One of the biggest problems were measures without time limits which continued to be in force even when circumstances changed, or limitations that remained even after restrictions were lifted. In some countries, authorities took disproportionate measures such as sending the military to patrol the streets, or slapping heavy fines on people for taking part in protests, sometimes amounting to 5 000 EUR.

Ms Hadzi-Miceva Evans stressed that courts had a valuable oversight role during the crisis, pronouncing some government decisions unconstitutional on several occasions.

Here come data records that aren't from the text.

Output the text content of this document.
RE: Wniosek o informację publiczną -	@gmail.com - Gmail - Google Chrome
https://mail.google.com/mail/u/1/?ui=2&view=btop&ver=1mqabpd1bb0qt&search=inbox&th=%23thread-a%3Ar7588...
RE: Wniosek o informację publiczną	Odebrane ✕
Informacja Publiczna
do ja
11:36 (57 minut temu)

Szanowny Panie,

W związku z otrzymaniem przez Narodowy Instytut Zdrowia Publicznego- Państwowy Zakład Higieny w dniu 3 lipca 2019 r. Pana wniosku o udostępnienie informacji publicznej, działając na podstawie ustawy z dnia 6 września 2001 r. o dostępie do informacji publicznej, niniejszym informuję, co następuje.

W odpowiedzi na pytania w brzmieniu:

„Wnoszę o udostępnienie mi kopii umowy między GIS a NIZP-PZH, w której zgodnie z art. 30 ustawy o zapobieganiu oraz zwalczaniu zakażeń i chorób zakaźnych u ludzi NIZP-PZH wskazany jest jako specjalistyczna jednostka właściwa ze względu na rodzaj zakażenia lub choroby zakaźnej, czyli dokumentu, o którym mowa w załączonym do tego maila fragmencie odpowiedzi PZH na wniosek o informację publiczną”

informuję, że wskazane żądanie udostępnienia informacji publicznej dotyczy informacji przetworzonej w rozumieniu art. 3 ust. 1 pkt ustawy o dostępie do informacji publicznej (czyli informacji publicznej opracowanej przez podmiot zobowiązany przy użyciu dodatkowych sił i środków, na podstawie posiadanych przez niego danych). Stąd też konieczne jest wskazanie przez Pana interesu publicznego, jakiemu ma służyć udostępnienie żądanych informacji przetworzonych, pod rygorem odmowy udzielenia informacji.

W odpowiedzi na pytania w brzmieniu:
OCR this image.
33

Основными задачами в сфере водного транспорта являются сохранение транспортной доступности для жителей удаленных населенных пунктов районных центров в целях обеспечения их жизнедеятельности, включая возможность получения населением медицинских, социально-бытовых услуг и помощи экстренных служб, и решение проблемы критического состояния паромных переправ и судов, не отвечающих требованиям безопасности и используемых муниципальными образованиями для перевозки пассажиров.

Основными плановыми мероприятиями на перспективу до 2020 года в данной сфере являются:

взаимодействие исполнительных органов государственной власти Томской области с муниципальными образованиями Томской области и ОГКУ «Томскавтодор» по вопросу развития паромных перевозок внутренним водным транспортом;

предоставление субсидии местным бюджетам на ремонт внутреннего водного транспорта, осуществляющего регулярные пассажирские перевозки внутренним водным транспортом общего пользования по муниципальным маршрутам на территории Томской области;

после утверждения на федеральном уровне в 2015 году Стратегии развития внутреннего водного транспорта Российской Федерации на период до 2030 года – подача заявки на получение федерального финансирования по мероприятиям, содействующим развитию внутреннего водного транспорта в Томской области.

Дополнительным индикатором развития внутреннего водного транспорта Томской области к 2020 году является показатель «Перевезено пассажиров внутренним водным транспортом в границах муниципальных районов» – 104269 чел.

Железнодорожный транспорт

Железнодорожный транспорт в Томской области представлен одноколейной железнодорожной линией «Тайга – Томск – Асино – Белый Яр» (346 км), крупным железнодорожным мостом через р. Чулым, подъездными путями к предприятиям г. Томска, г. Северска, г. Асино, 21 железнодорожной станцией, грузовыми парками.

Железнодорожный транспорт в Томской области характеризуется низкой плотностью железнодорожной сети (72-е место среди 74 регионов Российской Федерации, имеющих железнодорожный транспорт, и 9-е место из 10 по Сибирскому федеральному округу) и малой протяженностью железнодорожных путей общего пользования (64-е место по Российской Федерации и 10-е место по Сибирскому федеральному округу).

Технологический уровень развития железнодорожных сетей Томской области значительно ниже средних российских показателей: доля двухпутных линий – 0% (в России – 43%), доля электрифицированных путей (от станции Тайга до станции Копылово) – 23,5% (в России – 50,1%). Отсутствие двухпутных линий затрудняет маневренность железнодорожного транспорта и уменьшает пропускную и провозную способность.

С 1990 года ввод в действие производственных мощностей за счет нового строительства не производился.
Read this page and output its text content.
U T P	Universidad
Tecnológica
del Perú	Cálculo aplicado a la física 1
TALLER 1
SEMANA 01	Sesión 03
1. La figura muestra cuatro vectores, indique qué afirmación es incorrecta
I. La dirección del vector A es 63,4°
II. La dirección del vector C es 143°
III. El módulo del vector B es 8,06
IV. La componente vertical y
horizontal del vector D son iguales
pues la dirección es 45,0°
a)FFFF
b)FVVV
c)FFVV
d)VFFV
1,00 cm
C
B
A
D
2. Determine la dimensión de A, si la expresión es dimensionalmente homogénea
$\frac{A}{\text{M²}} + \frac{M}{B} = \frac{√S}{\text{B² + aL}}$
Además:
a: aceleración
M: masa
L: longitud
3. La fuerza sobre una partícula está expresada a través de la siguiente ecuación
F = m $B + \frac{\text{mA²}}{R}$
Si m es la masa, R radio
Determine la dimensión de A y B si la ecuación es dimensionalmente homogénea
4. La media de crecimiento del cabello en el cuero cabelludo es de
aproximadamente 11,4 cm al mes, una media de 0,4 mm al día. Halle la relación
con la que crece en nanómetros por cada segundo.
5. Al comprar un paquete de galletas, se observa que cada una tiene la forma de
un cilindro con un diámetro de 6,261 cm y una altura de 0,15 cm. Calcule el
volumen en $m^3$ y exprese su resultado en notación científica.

According to Dr Joëlle Grogan, legal academic at Middlesex University London, a number of concerns had been raised with regard to the legality, legal certainty and accountability of measures.

Rule of law is essential, not only in ordinary times but also in emergency times. This is not just a point in principle. Worldwide we have seen a very clear correlation between states that have been guided in their responses to emergency by the rule of law with more positive outcomes both in terms of health care but also in terms of the health of their democratic institutions, Dr Grogan stressed.

Dr Grogan observed that the States' responses to COVID-19 were marked by many instances of changes in the normal decision-making processes, leaving aside safeguards that would normally be expected for legal responses. Broad, discretionary, vague or open-ended COVID-19 measures were very often adopted in haste, allowing the executive to take significant action with very limited scrutiny or oversight. She said that Member States should be prepared in advance for future crises by foreseeing explicit provisions on parliamentary and judicial scrutiny and civil society oversight in future crisis response legislations.

With a wave of fake news and disinformation sweeping across Europe, it was also extremely important to communicate the rationale underpinning the adoption of measures to ensure they were properly understood and that public trust was fostered.

However, according to the OECD's Tatyana Teplova, there was a general trend towards a decline in public trust in institutions, which was giving rise to disinformation, polarisation and unwillingness to comply with public policies.

Transparency and access to information are more important in times of crisis, and so is good regulatory management, she said, adding that the number of court actions against some government measures was on the rise.

The conclusions from the hearing will feed into the opinion the EESC is preparing on the topic, in which it will seek to propose recommendations to secure a sustainable post-COVID recovery and consolidate fundamental rights and the rule of law in the long term. It is scheduled for adoption at the March 2022 plenary session.